Robert was first owned by a boy in Key West named Eugene Otto, and they were said to be constant companions, with two voices heard when they were together, Sloan recounted. When Eugene got into trouble, his refrain was always "Robert did it." Sloan posed the theory that a neighboring laundry woman brought her sick child to the home for treatment by Eugene's father, Dr. Otto, and when the child died, its spirit moved into the doll. Sloan urged caution when dealing with Robert, as he had a number of odd episodes around the doll, including mishaps involving photos, and destroyed computer hard drives. For more, check out this set of images Sloan provided, as well as our poll, on whether you believe Robert is haunted.
In the latter half, British astronomer and science writer David Darling commented on the latest news from space including the lights on Ceres, asteroids, Planet X, and Pluto, as well as advances in such areas as artificial intelligence, and teleportation. Ceres, a round world, now classified as a dwarf planet, resides in the asteroid belt between Jupiter and Mars, and is currently being observed by NASA's Dawn probe.

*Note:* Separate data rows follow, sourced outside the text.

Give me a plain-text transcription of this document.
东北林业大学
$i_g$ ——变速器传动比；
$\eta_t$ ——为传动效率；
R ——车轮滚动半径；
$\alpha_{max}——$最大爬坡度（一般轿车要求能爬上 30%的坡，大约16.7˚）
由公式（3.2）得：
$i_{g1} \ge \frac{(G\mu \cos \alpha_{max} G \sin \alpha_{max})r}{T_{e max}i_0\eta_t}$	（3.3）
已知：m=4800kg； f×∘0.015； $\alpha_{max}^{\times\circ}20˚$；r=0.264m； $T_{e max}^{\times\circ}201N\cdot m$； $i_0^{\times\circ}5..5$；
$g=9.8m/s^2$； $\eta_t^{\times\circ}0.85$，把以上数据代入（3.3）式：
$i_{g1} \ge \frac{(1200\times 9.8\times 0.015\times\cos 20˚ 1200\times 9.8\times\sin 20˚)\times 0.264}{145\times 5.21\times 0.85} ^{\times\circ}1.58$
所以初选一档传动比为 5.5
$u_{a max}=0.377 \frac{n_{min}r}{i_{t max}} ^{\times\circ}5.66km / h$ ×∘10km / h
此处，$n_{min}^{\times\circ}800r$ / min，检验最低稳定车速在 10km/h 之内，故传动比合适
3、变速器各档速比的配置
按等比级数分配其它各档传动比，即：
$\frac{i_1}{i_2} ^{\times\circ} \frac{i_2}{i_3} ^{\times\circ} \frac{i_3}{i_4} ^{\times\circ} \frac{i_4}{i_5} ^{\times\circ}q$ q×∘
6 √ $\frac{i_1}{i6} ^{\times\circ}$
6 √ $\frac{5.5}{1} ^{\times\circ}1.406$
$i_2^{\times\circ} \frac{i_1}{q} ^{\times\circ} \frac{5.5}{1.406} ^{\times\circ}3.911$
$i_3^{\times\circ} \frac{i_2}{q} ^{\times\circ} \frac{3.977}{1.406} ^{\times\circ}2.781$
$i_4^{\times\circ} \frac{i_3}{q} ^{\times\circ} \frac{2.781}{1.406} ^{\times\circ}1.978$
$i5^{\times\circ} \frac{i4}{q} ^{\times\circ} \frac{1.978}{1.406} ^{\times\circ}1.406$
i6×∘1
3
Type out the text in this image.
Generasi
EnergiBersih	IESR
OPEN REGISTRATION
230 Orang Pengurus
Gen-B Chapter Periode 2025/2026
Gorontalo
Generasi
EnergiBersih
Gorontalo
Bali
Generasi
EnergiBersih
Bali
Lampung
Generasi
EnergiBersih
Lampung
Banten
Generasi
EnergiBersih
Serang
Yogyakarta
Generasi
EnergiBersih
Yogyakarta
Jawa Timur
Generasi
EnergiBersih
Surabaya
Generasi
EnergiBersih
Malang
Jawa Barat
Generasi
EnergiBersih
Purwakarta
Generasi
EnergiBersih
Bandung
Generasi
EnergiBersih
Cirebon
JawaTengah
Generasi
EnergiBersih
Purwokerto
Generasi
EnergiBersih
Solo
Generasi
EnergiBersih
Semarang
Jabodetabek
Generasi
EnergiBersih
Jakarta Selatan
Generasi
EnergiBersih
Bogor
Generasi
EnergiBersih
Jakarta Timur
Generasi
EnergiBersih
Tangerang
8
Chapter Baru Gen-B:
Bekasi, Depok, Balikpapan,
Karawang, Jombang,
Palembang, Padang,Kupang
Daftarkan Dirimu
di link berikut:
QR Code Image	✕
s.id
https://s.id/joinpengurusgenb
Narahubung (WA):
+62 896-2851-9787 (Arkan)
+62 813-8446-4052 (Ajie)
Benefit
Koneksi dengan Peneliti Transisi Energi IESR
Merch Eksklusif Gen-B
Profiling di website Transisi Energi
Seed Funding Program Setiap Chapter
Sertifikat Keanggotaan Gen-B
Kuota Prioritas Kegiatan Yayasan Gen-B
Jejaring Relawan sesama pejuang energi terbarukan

The curious bright lights seen in one of Ceres' craters, suggest a highly reflective surface such as ice or salt flats, but we haven't seen anything else quite like this on any moon or planet in our solar system, he noted.
The New Horizons spacecraft is closing in on Pluto at the far end of the solar system, and we may find surprising things about this mysterious object, said Darling. We are starting to see bright and dark patches on its surface, which have never been visible to us before. The dwarf planet is known to have a thin atmosphere and possibly has an ocean below its surface, he suggested. Regarding detecting life on exoplanets, we can look at the light they reflect, and check for signs of oxygen and methane in the gasses of their atmosphere, he detailed.